Where does every vocation start? The family, Pope Francis says

In a meeting with members of the Italian Adult Catholic Scouting Movement, Pope Francis stressed the “educative mission” of the family, noting how every vocation is rooted in this fundamental relationship.
The Nov. 8 audience with some 7,000 representatives marked the 60th anniversary of the founding of the movement.
Pope Francis acknowledged the “apostolic commitment” shown by the scout members, which testifies to the “virtues of loyalty, fraternity, and love of God and neighbor, generously serving the Church and civil community.”

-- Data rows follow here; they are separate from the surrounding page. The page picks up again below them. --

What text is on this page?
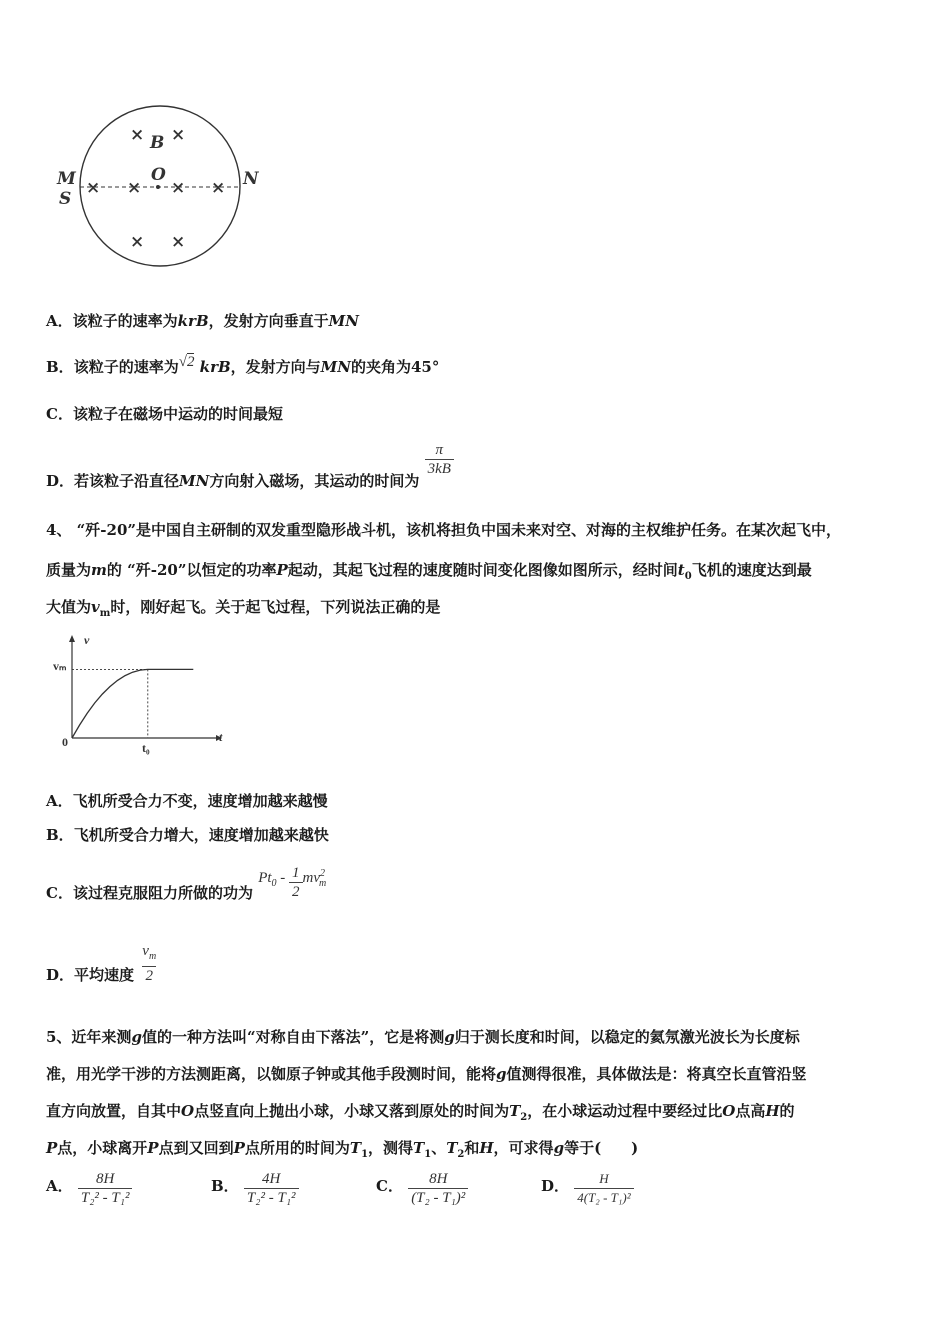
× ×
× × × ×
× ×
B
O
M
S
N
A．该粒子的速率为krB，发射方向垂直于MN
B．该粒子的速率为√2 krB，发射方向与MN的夹角为45°
C．该粒子在磁场中运动的时间最短
D．若该粒子沿直径MN方向射入磁场，其运动的时间为
$\frac{\pi}{3kB}$
4、 “歼-20”是中国自主研制的双发重型隐形战斗机，该机将担负中国未来对空、对海的主权维护任务。在某次起飞中，
质量为m的 “歼-20”以恒定的功率P起动，其起飞过程的速度随时间变化图像如图所示，经时间$t_0$飞机的速度达到最
大值为$v_m$时，刚好起飞。关于起飞过程，下列说法正确的是
v
t
0
vₘ
t₀
A．飞机所受合力不变，速度增加越来越慢
B．飞机所受合力增大，速度增加越来越快
C．该过程克服阻力所做的功为 $Pt_0 - \frac{1}{2} mv^2_m$
D．平均速度 $\frac{v_m}{2}$
5、近年来测g值的一种方法叫“对称自由下落法”，它是将测g归于测长度和时间，以稳定的氦氖激光波长为长度标
准，用光学干涉的方法测距离，以铷原子钟或其他手段测时间，能将g值测得很准，具体做法是：将真空长直管沿竖
直方向放置，自其中O点竖直向上抛出小球，小球又落到原处的时间为$T_2$，在小球运动过程中要经过比O点高H的
P点，小球离开P点到又回到P点所用的时间为$T_1$，测得$T_1$、$T_2$和H，可求得g等于(　　)
A． $\frac{8H}{\text{T₂² - T₁²}}$	B． $\frac{4H}{\text{T₂² - T₁²}}$	C． $\frac{8H}{\text{(T₂ - T₁)²}}$	D． $\frac{H}{\text{4(T₂ - T₁)²}}$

Noting how the scouts often use the term “strada” – or “way” – the Holy Father encouraged those present to follow their call to lead the way in the family, in creation, and in the city.
As the “primary place for education,” Pope Francis said, the family is the “community of love and life in which every person learns to relate to others and to the world.”
“All vocations make their first steps in the family,” the Pope continued. It is important for movements like the scouts to “reaffirm that education in the family constitutes first priority.”
The pope said Christian parents “the educative mission finds its specific source in the Sacrament of marriage, for which the task of bringing up children constitutes a real ministry in the Church.”
Pope Francis also reminded the group members to lead the way in care for creation.
Questions concerning the environment cannot be ignored, nor reduced to politics. Rather, it “has a moral dimension which touches everyone.”
“Creation,” he said, “is a gift entrusted to us by the hands of the creator.” We, along with the creation which surrounds us, and are moving together toward God to achieve our goal as a “new heaven and new earth.”
This “doctrine of our faith” serves as an incentive to strengthen a “responsible and respectful relationship with nature,” the pope said, according to a Catholic News Agency report.
The “close contact with nature” implies “not only a respect” for nature, but a commitment to eliminating waste brought about by a society which tends to throw away what is still usable, and could be “given to those in need”.
Finally, Pope Francis called the scouts to “lead the way in the city.”
He told participants they are “called to be like yeast which ferments the dough,” and offer their “sincere contribution to the bringing about of the common good.”
The pope stressed the importance of promoting the Gospel values with joy, “in a fair and open debate, with various cultural and social instances.”
“In a complex and multicultural society,” he said, “ you can give witness to the love of Jesus for every person with simplicity and humility.” In the city, one “often lives in strenuous situations, and at times is at risk of getting lost, of losing the ability to see the horizon, of sensing God’s presence.”
What people in such situations need is a “compass,” a “heart” that is close by, “oriented” with the meaning of God.
Pope Francis concluded his address to the scouts by urging them to be “good missionary disciples of the Lord Jesus, diligently listening to his word, always having faith in Him, who never disappoints, swelling with him in prayer, seeking to be living stones of the church community.”